Release Date: 21/07/11
The Vikings are laying siege to Paris. As the houses on the banks of the Seine burn a debate rages in the Cathedral on the walled island of the city proper. The situation is hopeless. The Vikings want the Count's sister, in return they will spare the rest of the city. Can the Count really have ambitions to be Emperor of the Franks if he doesn't do everything he can to save his people? Can he call himself a man if he doesn't do everything he can to save his sister? His conscience demands one thing, the demands of state another. The Count and the church are relying on the living saint, the blind and crippled Jehan of St Germain, to enlist the aid of God and resolve the situation for them. But the Vikings have their own gods. And outside their camp a terrifying brother and sister, priests of Odin, have their own agenda. An agenda of darkness and madness. And in the shadows a wolfman lurks. M.D. Lachlan's stunning epic of mad Gods, Vikings and the myth of Fenrir, the wolf destined to kill Odin at Ragnarok, powers forward into new territories of bloody horror, unlikely heroism, dangerous religion and breathtaking action.

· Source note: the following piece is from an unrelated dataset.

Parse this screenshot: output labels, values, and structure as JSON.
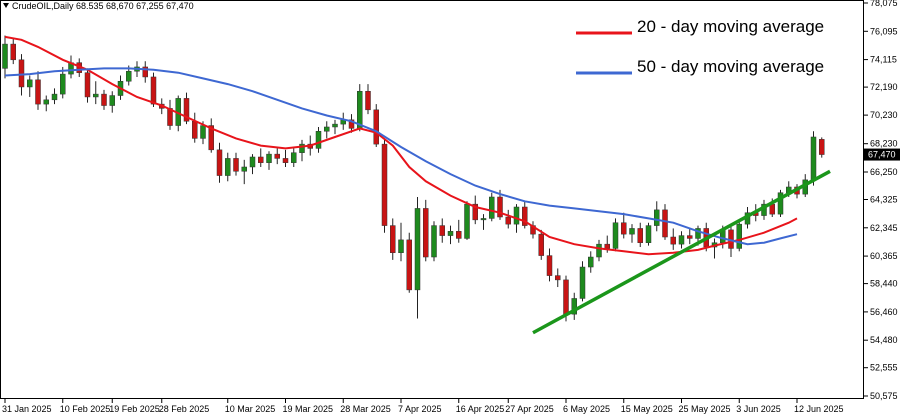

Fenrir is an epic second novel in the Wolfsangel series and whilst most authors pick up from where the original left off, MD keeps on going and picks the series up a hundred years later. Which isn’t a bad thing as it allows a larger look at the events that happened before and how they affected this current future in this Fantasy cross Historical Fiction title. Add to this a wonderful sense and pace of a thriller and the reader really has a special treat in store.
All in the prose is excellent, the pace fast and above all else it’s a story of love, of fate and of adventure. It’s well written, the characters are outstanding and when blended with a pretty unique authorly voice and some magical sleight of hand, this title is, for my money, even more thrilling than the original. It really will be interesting to see what MD turns up with for the next part in this series and I suspect that some of the hidden unfinished threads will leave a nasty surprise or two for the future “heroes” to discover at their peril.